TSA PreCheck gets you in and out of security faster, in a special, shorter line that demands less of you. An $85 fee pays for a background check that supposedly clears you for more relaxed travel security measures. You get a much shorter line, made up of only people who have $85 lying around. (According to the TSA, that's about 3 million people right now.) But on top of that, you also get a faster, relatively hassle-free process. You can keep your belt on. You can even keep your liquids and laptop in your luggage. You still need to keep your liquids in a baggie, though.

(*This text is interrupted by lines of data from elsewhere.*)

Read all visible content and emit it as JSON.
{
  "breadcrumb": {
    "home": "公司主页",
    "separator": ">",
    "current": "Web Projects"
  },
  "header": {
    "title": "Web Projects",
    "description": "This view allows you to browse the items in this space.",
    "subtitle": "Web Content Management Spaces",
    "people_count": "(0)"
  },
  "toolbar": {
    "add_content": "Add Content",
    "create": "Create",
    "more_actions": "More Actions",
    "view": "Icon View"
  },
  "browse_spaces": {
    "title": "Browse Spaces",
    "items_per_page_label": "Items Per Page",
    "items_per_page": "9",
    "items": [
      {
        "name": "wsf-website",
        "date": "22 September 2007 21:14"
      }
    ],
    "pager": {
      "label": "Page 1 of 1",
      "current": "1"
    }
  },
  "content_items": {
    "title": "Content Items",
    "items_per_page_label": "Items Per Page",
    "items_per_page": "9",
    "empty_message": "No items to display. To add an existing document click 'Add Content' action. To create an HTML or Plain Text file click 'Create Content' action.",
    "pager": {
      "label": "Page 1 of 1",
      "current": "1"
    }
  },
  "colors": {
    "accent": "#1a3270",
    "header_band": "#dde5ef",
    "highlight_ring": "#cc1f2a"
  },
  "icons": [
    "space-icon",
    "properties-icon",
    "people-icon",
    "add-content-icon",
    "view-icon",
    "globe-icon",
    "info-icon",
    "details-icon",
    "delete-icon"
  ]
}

PreCheck is a popular program, and it works well if you're not creeped out by the whole concept of ponying up for preferential treatment by the government. PreCheck is in place at over 180 airports. That $85 fee gets you faster security clearance for a solid five years of traveling. And they claim that 97% of PreCheck members had wait times of 5 minutes or less going through security. That's kind of a big deal.
It's not without its downsides, though. The registration process is frustrating. You have to make an appointment, then travel to a physical location to actually register. There are currently 380 places to register, along with the occasional pop-up registration point, but it's still a hassle. It just depends on whether you want an expensive hassle before you go to the airport or a free hassle every time you try to travel. It can take a few months to actually complete sign-up, so enrolling right before a trip won't work. It's best for frequent fliers. Finally, as more and more people get sick of TSA and PreCheck becomes more and more popular, some of the utility diminishes because that line just gets longer and longer.
While TSA gets you through the security process faster, you still have to stand there and wait for them to check your ID and all that. CLEAR removes that part of the process by replacing the TSA Agent whose job it is to match your ID to your ticket with a computer. CLEAR isn't a TSA program; it's a private company that takes your fingerprints and your retina and lets you use them to skip that whole first part of the line and move directly to the part with the X-Ray machine and the conveyor belts for your luggage.
The good news is that CLEAR lets you jump what is far and away the biggest part of the security line with little more than the touch of a finger or a scan of the eye. And in large cities where even the PreCheck line is getting ridiculous, that's a massive boon.
But there are downsides. Not everybody's comfortable letting some upstart company just have their retinal scan lying around, especially in this day and age of ridiculous data breaches and rampant identity theft. Plus, you may get past that first checkpoint, but you don't get anything beyond that. You're stuck taking off your shoes and pulling out your bag of shaving cream like every other poor schmuck in line. Not to mention, CLEAR is pricey—$15/month. Another of its big downsides is location. Right now, CLEAR is only located at 16 airports, with a planned expansion into DTW. But they've recently partnered with Delta for a massive expansion, and even before that, they were growing slowly but steadily. You can carbon-date an article about CLEAR by how many airports it mentions. Even this piece from May only mentions 13 airports. In addition to expanding CLEAR to Delta hubs across the country, the airline is offering it free to their Diamond members.
Which is Worth It?
Honestly, CLEAR's utility is based almost entirely on whether you live in or travel to a city with a CLEAR kiosk regularly. If you're flying out of a place that has one all of the time, it's absolutely worth it. But you may want to consider doing it alongside PreCheck, so that you can save time on both ends of the process—skipping the first part of the line, then leaving your belt and jacket on and your luggage comfortably intact. If you're a frequent flier who can afford the expense—and again, if you live in a city where CLEAR has a presence—that would be the best option. And, as CLEAR continues to expand, it'll be the best option for more and more people. In the meantime, it's hard to justify the rather significant expense any other way.